I'm trying to derive the Fibonacci sequence. I have the following problem:
$$N(t) = N(t-1)+ N(t-2) \quad \quad \quad \quad (I)$$
With initial conditions $N(1) = 2$ and $N(2) = 3$. Using:
$$N(t+2) = N(t+1)+ N(t) $$
We get $N(0) = 1$, $N(-1)=1$ and $N(-2)=0$. Taking the Z transform on (I) we have:
$$ N_Z(z) = z^{-1}N_Z(z)+N(-1) + z^{-2}N_Z(z) + z^{-1}N(-1)+N(-2)$$ $$\therefore N_Z(z) = \frac{z^{-1}+1}{1-z^{-1}-z^{-2}} $$
This give me the wrong formula.

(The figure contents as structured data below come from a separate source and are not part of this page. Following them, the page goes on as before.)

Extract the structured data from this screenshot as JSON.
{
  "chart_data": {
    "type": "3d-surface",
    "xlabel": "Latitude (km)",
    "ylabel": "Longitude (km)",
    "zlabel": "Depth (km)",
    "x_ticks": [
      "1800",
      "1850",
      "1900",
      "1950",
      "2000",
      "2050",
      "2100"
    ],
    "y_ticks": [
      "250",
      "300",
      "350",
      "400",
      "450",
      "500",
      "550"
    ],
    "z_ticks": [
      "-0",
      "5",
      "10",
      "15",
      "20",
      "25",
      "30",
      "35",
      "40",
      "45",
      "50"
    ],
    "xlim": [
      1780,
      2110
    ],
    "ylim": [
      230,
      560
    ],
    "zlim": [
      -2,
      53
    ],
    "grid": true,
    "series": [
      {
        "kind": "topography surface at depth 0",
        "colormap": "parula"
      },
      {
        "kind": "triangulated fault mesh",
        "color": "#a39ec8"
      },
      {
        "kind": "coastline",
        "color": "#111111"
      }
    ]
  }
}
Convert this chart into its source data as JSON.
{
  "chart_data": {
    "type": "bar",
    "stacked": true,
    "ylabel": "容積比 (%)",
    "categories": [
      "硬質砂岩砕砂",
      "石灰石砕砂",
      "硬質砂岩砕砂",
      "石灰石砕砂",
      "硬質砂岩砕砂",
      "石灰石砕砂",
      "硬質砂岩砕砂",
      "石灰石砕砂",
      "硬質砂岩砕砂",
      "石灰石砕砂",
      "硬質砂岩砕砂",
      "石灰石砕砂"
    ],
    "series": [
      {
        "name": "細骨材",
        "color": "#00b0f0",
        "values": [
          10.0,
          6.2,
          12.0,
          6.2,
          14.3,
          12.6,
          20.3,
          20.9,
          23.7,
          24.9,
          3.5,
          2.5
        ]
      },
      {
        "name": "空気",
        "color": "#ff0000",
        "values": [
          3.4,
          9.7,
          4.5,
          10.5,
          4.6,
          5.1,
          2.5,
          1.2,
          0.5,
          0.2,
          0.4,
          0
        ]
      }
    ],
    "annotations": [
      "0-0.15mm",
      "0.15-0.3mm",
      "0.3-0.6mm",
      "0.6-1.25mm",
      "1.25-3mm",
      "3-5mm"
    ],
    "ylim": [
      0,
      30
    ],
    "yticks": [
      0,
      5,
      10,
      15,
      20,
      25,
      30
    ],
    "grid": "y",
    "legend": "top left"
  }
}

I should get the binet formula when I take the inverse Z transform. Z trasform of N(t) should look like:
$$\therefore N_Z(z) = \frac{z^{-1}}{1-z^{-1}-z^{-2}} $$
Thanks!
Let $x_n=N(n)$. Then: $$ \forall z\in\Omega\subset\mathbb{C}\\ \sum\limits_{n=-2}^\infty (x_{n+2}-x_{n+1}-x_n)z^{-(n+2)}=0\\ \iff \sum\limits_{n=-2}^\infty x_{n+2}z^{-(n+2)}-z^{-1}\sum\limits_{n=-2}^\infty x_{n+1}z^{-(n+1)}-z^{-2}\sum\limits_{n=-2}^\infty x_nz^{-n}=0 \\ \iff -x_{-1}z^{-1}+\sum\limits_{n=-3}^\infty x_{n+2}z^{-(n+2)}-z^{-1}\sum\limits_{n=-2}^\infty x_{n+1}z^{-(n+1)}-z^{-2}\sum\limits_{n=-2}^\infty x_nz^{-n}=0 \\ \iff (1-z^{-1}-z^{-2})\sum\limits_{n=-1}^\infty x_nz^{-n}=z^{-1} \\ \iff \sum\limits_{n=-1}^\infty x_nz^{-n}=\frac{z^{-1}}{1-z^{-1}-z^{-2}} $$.